Since then there’s been limited signs of military support for the opposition save for rank and file soldiers complaining about harsh economic conditions. Along with Maduro’s political elites, top members of the armed forces remain one of the greatest beneficiaries of government largesse while the rest of the population struggles to survive. Cuba is reportedly assisting Maduro as an additional military wing to keep his troops in line.
Even in the U.S. there’s questionable support for military intervention after decades of conflict in Afghanistan and Iraq. Trump’s “America First” rhetoric is founded on unwinding U.S. involvement overseas, not starting new ones. With the U.S. presidential election cycle about to kick off in earnest, Trump will be preoccupied with campaigning. A controversial military conflict unpopular with his isolationist base would likely drag on his re-election efforts.
While the U.S. has targeted Venezuela’s oil exports, its main source of revenue, the campaign has met with limited success. State-run Venezuelan oil company Petróleos de Venezuela (PDVSA) continues to export almost one million barrels per day, with most going to China, Russia, and via Singapore to other destinations.
China, which lent heavily to Venezuela with oil-backed loans starting in 2007, is still due an estimated $20 billion. If sanctions curtail oil production, those loans are at increasing risk of default.

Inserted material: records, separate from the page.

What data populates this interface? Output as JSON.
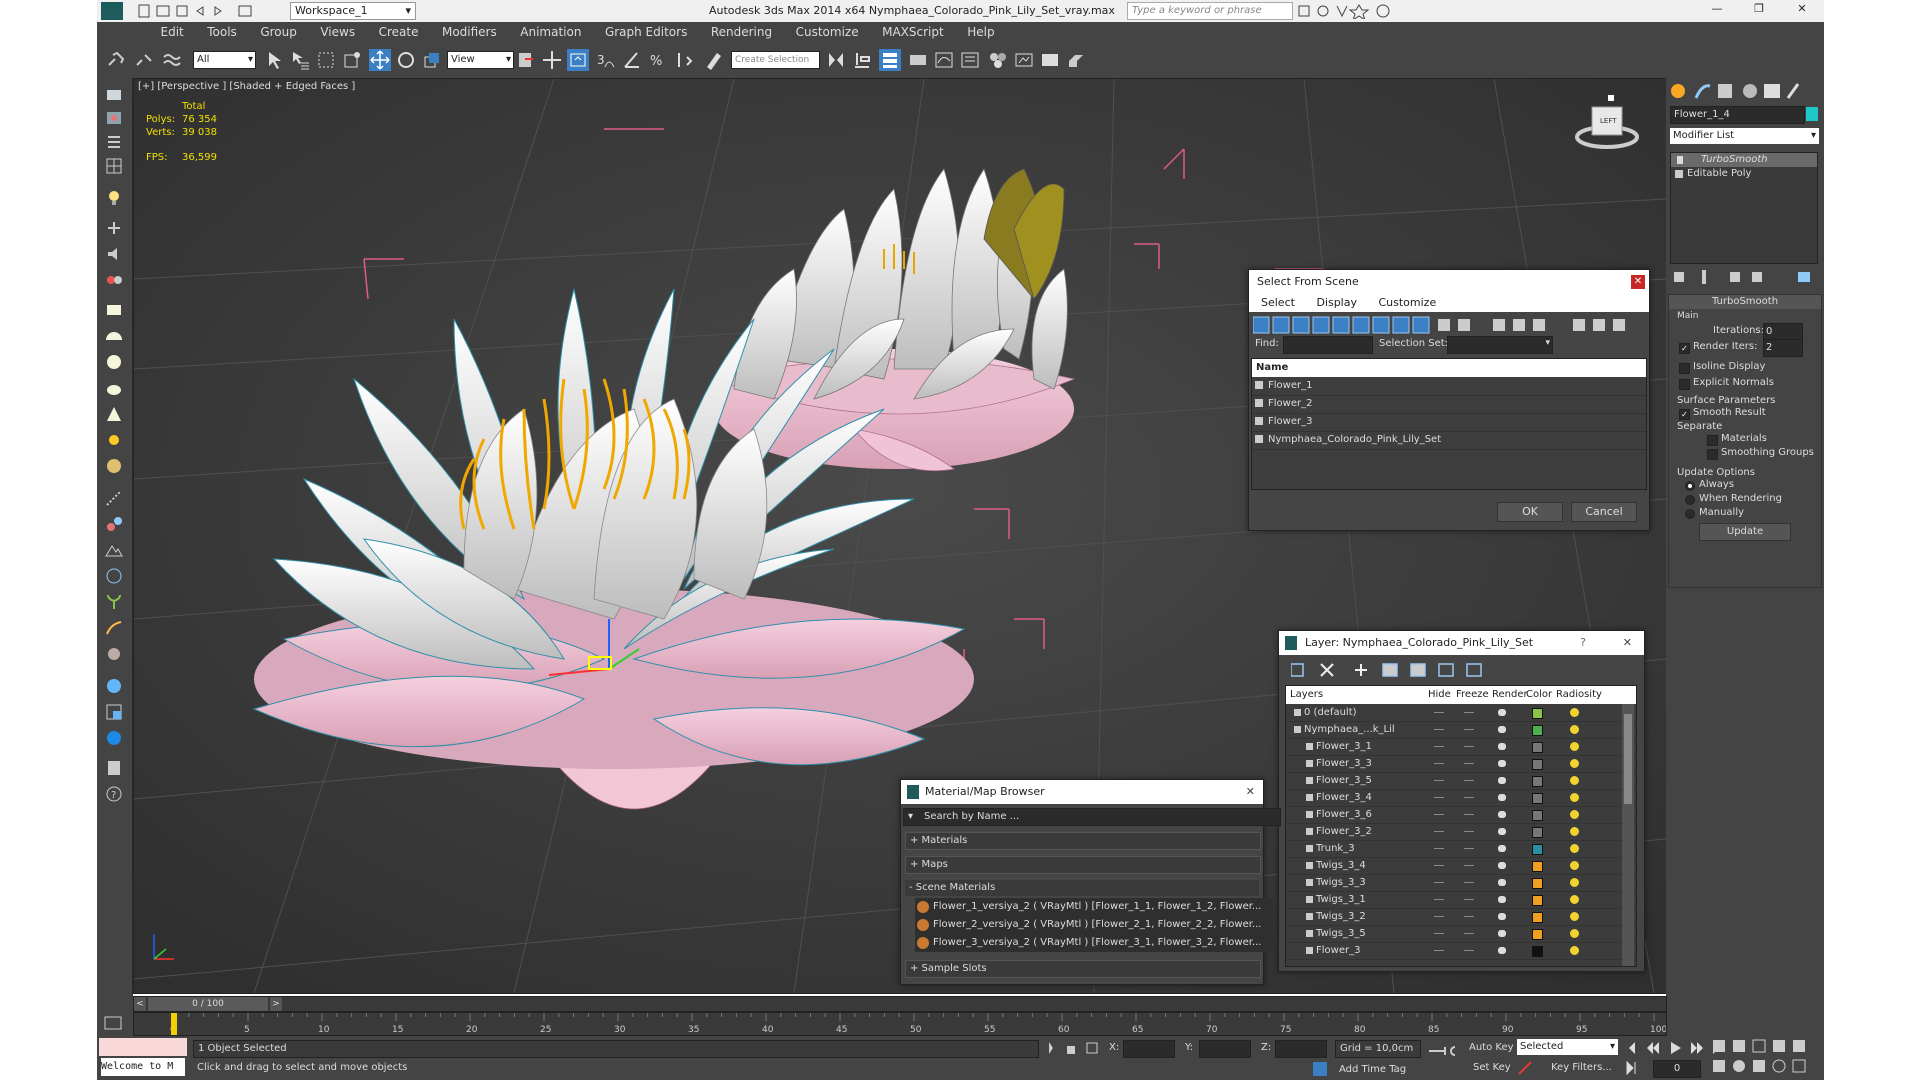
{
  "title": "Autodesk 3ds Max  2014 x64     Nymphaea_Colorado_Pink_Lily_Set_vray.max",
  "workspace": "Workspace_1",
  "search_placeholder": "Type a keyword or phrase",
  "menu": [
    "Edit",
    "Tools",
    "Group",
    "Views",
    "Create",
    "Modifiers",
    "Animation",
    "Graph Editors",
    "Rendering",
    "Customize",
    "MAXScript",
    "Help"
  ],
  "toolbar": {
    "filter": "All",
    "ref_coord": "View",
    "sel_set": "Create Selection Se"
  },
  "viewport": {
    "label": "[+] [Perspective ] [Shaded + Edged Faces ]",
    "stats_total": "Total",
    "polys_label": "Polys:",
    "polys": "76 354",
    "verts_label": "Verts:",
    "verts": "39 038",
    "fps_label": "FPS:",
    "fps": "36,599",
    "viewcube": "LEFT"
  },
  "select_scene": {
    "title": "Select From Scene",
    "menu": [
      "Select",
      "Display",
      "Customize"
    ],
    "find_label": "Find:",
    "selset_label": "Selection Set:",
    "col_name": "Name",
    "items": [
      "Flower_1",
      "Flower_2",
      "Flower_3",
      "Nymphaea_Colorado_Pink_Lily_Set"
    ],
    "ok": "OK",
    "cancel": "Cancel"
  },
  "layer": {
    "title": "Layer: Nymphaea_Colorado_Pink_Lily_Set",
    "cols": [
      "Layers",
      "Hide",
      "Freeze",
      "Render",
      "Color",
      "Radiosity"
    ],
    "rows": [
      {
        "name": "0 (default)",
        "color": "#8bc34a"
      },
      {
        "name": "Nymphaea_...k_Lil",
        "color": "#4caf50"
      },
      {
        "name": "Flower_3_1",
        "color": "#777777"
      },
      {
        "name": "Flower_3_3",
        "color": "#777777"
      },
      {
        "name": "Flower_3_5",
        "color": "#777777"
      },
      {
        "name": "Flower_3_4",
        "color": "#777777"
      },
      {
        "name": "Flower_3_6",
        "color": "#777777"
      },
      {
        "name": "Flower_3_2",
        "color": "#777777"
      },
      {
        "name": "Trunk_3",
        "color": "#2a8fa0"
      },
      {
        "name": "Twigs_3_4",
        "color": "#f0a020"
      },
      {
        "name": "Twigs_3_3",
        "color": "#f0a020"
      },
      {
        "name": "Twigs_3_1",
        "color": "#f0a020"
      },
      {
        "name": "Twigs_3_2",
        "color": "#f0a020"
      },
      {
        "name": "Twigs_3_5",
        "color": "#f0a020"
      },
      {
        "name": "Flower_3",
        "color": "#111111"
      }
    ]
  },
  "material": {
    "title": "Material/Map Browser",
    "search": "Search by Name ...",
    "materials": "+ Materials",
    "maps": "+ Maps",
    "scene_materials": "- Scene Materials",
    "items": [
      "Flower_1_versiya_2  ( VRayMtl )  [Flower_1_1, Flower_1_2, Flower...",
      "Flower_2_versiya_2  ( VRayMtl )  [Flower_2_1, Flower_2_2, Flower...",
      "Flower_3_versiya_2  ( VRayMtl )  [Flower_3_1, Flower_3_2, Flower..."
    ],
    "sample_slots": "+ Sample Slots"
  },
  "command_panel": {
    "object_name": "Flower_1_4",
    "modifier_list": "Modifier List",
    "stack": [
      "TurboSmooth",
      "Editable Poly"
    ],
    "rollout": "TurboSmooth",
    "main": "Main",
    "iterations_label": "Iterations:",
    "iterations": "0",
    "render_iters_label": "Render Iters:",
    "render_iters": "2",
    "isoline": "Isoline Display",
    "explicit": "Explicit Normals",
    "surface_params": "Surface Parameters",
    "smooth_result": "Smooth Result",
    "separate": "Separate",
    "materials": "Materials",
    "smoothing_groups": "Smoothing Groups",
    "update_options": "Update Options",
    "always": "Always",
    "when_rendering": "When Rendering",
    "manually": "Manually",
    "update": "Update"
  },
  "timeline": {
    "frame": "0 / 100",
    "ticks": [
      "0",
      "5",
      "10",
      "15",
      "20",
      "25",
      "30",
      "35",
      "40",
      "45",
      "50",
      "55",
      "60",
      "65",
      "70",
      "75",
      "80",
      "85",
      "90",
      "95",
      "100"
    ]
  },
  "status": {
    "welcome": "Welcome to M",
    "selected": "1 Object Selected",
    "prompt": "Click and drag to select and move objects",
    "x": "X:",
    "y": "Y:",
    "z": "Z:",
    "grid": "Grid = 10,0cm",
    "add_time_tag": "Add Time Tag",
    "auto_key": "Auto Key",
    "set_key": "Set Key",
    "selected_dd": "Selected",
    "key_filters": "Key Filters...",
    "frame_field": "0"
  }
}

The next round of sanctions are expected to target companies and financial institutions involved in the oil trade, cutting them off from the U.S. banking system. That’s significant leverage on Venezuela’s sales of oil. Some countries, including Russia, are willing to barter refined fuel for the oil, subverting the global financial system. There’s little to stop that trade from continuing.

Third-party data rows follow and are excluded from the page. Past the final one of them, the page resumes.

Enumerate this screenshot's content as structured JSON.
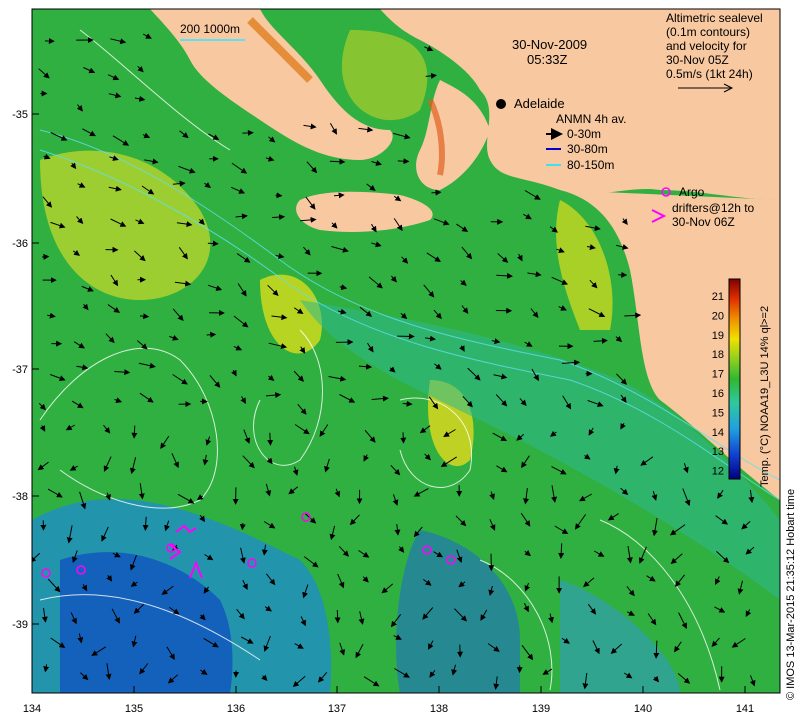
{
  "map": {
    "date": "30-Nov-2009",
    "time": "05:33Z",
    "place_label": "Adelaide",
    "scalebar_label": "200  1000m",
    "altimetry_note": [
      "Altimetric sealevel",
      "(0.1m contours)",
      "and velocity for",
      "30-Nov 05Z",
      "0.5m/s (1kt 24h)"
    ],
    "anmn_title": "ANMN 4h av.",
    "anmn_legend": [
      {
        "label": "0-30m",
        "color": "#000000"
      },
      {
        "label": "30-80m",
        "color": "#0000cc"
      },
      {
        "label": "80-150m",
        "color": "#40e0f0"
      }
    ],
    "argo_label": "Argo",
    "drifters_note": [
      "drifters@12h to",
      "30-Nov 06Z"
    ],
    "colorbar_title": "Temp. (°C) NOAA19_L3U 14% ql>=2",
    "colorbar_ticks": [
      "21",
      "20",
      "19",
      "18",
      "17",
      "16",
      "15",
      "14",
      "13",
      "12"
    ],
    "credit": "© IMOS 13-Mar-2015 21:35:12 Hobart time",
    "x_ticks": [
      "134",
      "135",
      "136",
      "137",
      "138",
      "139",
      "140",
      "141"
    ],
    "y_ticks": [
      "-35",
      "-36",
      "-37",
      "-38",
      "-39"
    ],
    "colors": {
      "land": "#f8c8a0",
      "argo": "#ff00ff",
      "arrow": "#000000"
    }
  }
}
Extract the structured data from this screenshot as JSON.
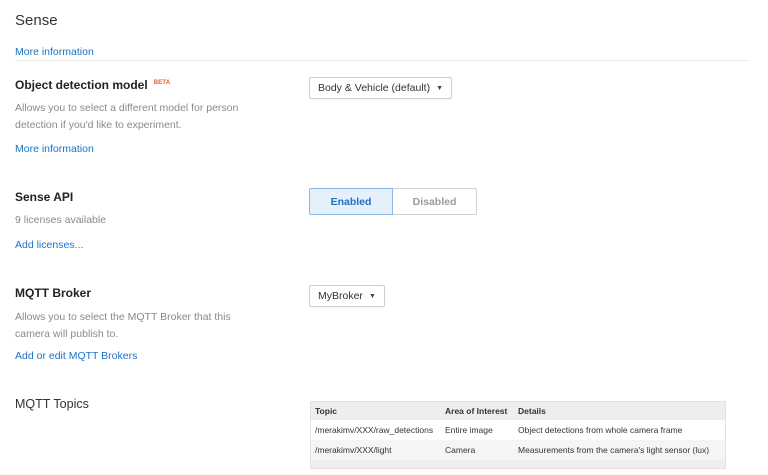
{
  "sense": {
    "title": "Sense",
    "more_info": "More information"
  },
  "object_detection": {
    "title": "Object detection model",
    "beta": "BETA",
    "description_line1": "Allows you to select a different model for person",
    "description_line2": "detection if you'd like to experiment.",
    "more_info": "More information",
    "selected": "Body & Vehicle (default)"
  },
  "sense_api": {
    "title": "Sense API",
    "licenses": "9 licenses available",
    "add_licenses": "Add licenses...",
    "enabled_label": "Enabled",
    "disabled_label": "Disabled",
    "selected": "Enabled"
  },
  "mqtt_broker": {
    "title": "MQTT Broker",
    "description_line1": "Allows you to select the MQTT Broker that this",
    "description_line2": "camera will publish to.",
    "edit_link": "Add or edit MQTT Brokers",
    "selected": "MyBroker"
  },
  "mqtt_topics": {
    "title": "MQTT Topics",
    "headers": [
      "Topic",
      "Area of Interest",
      "Details"
    ],
    "rows": [
      [
        "/merakimv/XXX/raw_detections",
        "Entire image",
        "Object detections from whole camera frame"
      ],
      [
        "/merakimv/XXX/light",
        "Camera",
        "Measurements from the camera's light sensor (lux)"
      ]
    ]
  },
  "icons": {
    "dropdown_caret": "caret-down-icon"
  }
}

Still, a further tightening of Venezuela’s access to hard currency will have some effect on the economy, but will it be enough to turn the political tide? In principle the lack of cash should weaken Maduro’s ability to pay his generals, fomenting unrest and eventually leading to defections. That hasn’t worked so well against North Korea. Largely cut off from the international system, the Kim regime is still able to import luxury goods and supply its expanding missile and nuclear arsenal.
On the diplomatic front, fifty-four countries now recognize Juan Guaidó as the legitimate President of Venezuela, after an election widely considered illegitimate by western countries. Russia, China, Iran, Syria, and Cuba continue to back him.

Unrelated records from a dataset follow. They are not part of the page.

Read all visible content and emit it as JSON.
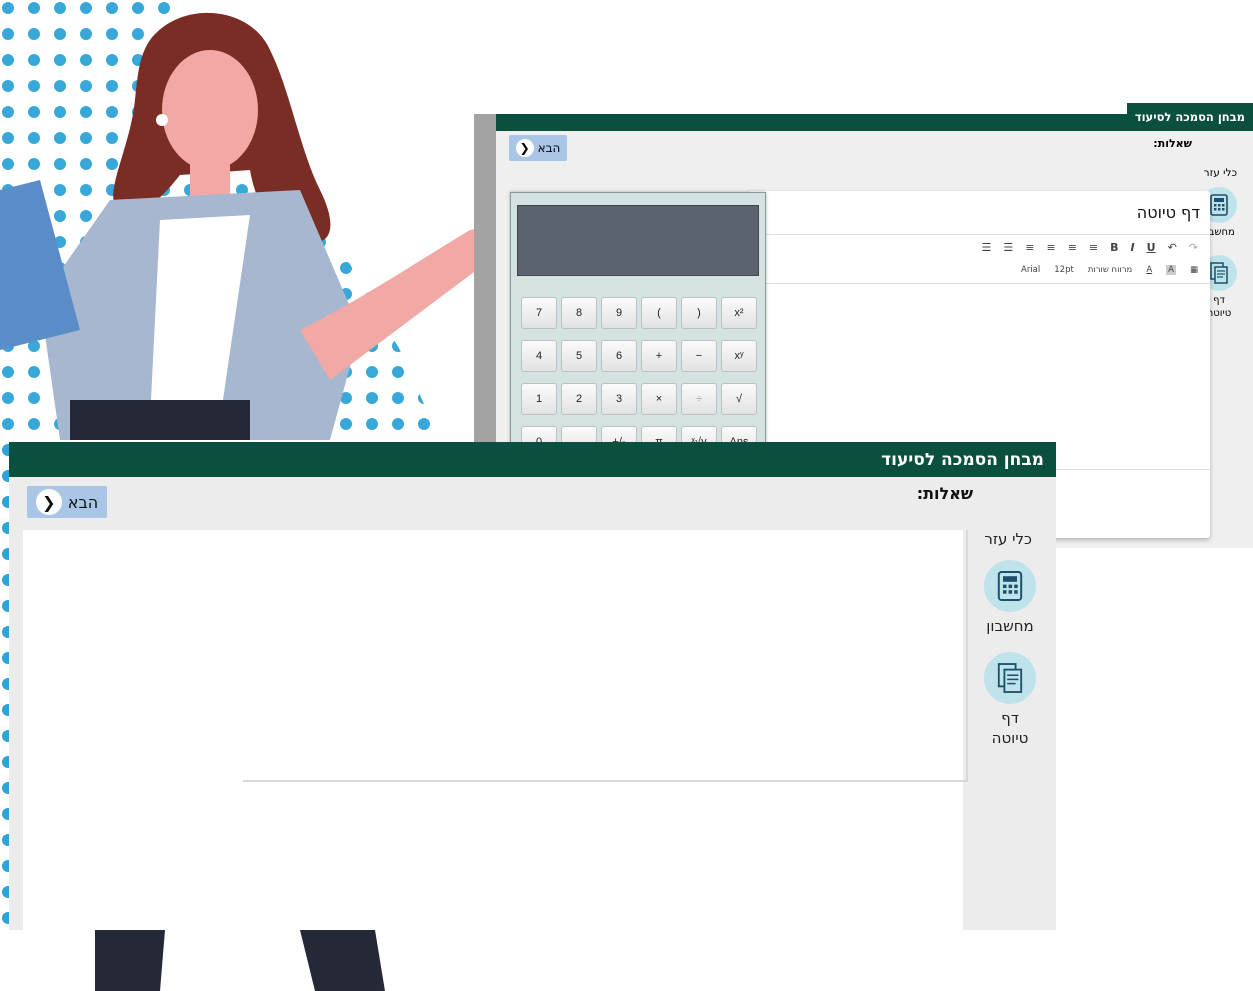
{
  "colors": {
    "header_green": "#0b4f3e",
    "button_blue": "#a9c6e6",
    "tool_circle": "#bfe3ea",
    "panel_gray": "#ececec",
    "calc_display": "#5b6270"
  },
  "front": {
    "title": "מבחן הסמכה לסיעוד",
    "next_label": "הבא",
    "questions_label": "שאלות:",
    "tools_label": "כלי עזר",
    "tools": [
      {
        "label": "מחשבון",
        "icon": "calculator-icon"
      },
      {
        "label": "דף טיוטה",
        "icon": "draft-page-icon"
      }
    ]
  },
  "back": {
    "title": "מבחן הסמכה לסיעוד",
    "next_label": "הבא",
    "questions_label": "שאלות:",
    "tools_label": "כלי עזר",
    "tools": [
      {
        "label": "מחשבון",
        "icon": "calculator-icon"
      },
      {
        "label": "דף טיוטה",
        "icon": "draft-page-icon"
      }
    ],
    "draft": {
      "title": "דף טיוטה",
      "toolbar_row1": [
        "↷",
        "↶",
        "U",
        "I",
        "B",
        "≡",
        "≡",
        "≡",
        "≡",
        "☰",
        "☰"
      ],
      "toolbar_row2": {
        "font": "Arial",
        "size": "12pt",
        "style": "מרווח שורות",
        "color_a": "A",
        "bg_a": "A"
      }
    }
  },
  "calculator": {
    "keys": [
      [
        "7",
        "8",
        "9",
        "(",
        ")",
        "x²"
      ],
      [
        "4",
        "5",
        "6",
        "+",
        "−",
        "xʸ"
      ],
      [
        "1",
        "2",
        "3",
        "×",
        "÷",
        "√"
      ],
      [
        "0",
        ".",
        "+/-",
        "π",
        "ˣ√y",
        "Ans"
      ]
    ]
  }
}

While the U.S. has tried to engage UN support for new elections, allies including France, the UK, and Germany objected to including security concerns in the resolution. Russian and Chinese vetoes, as permanent members of the Security Council, killed the proposal.
Despite the limited external political support for Maduro’s ouster he still holds on to power. Riots over food, electrical outages, and shortages of medicine along with an inflation rate of over one million percent that forced millions to flee the country, have not been enough to end his reign. The UN expects 5.3 million Venezuelans displaced by the end of 2019, nearly one-fifth of the population.
Which leaves the Trump administration with few options.
If the White House wants democracy restored, then threats about military action, which alienate allies, don’t serve that purpose well. Rather, a focus on brightening Venezuela’s future and curbing the plundering of the country’s resources might bring an end to the suffering sooner rather than later.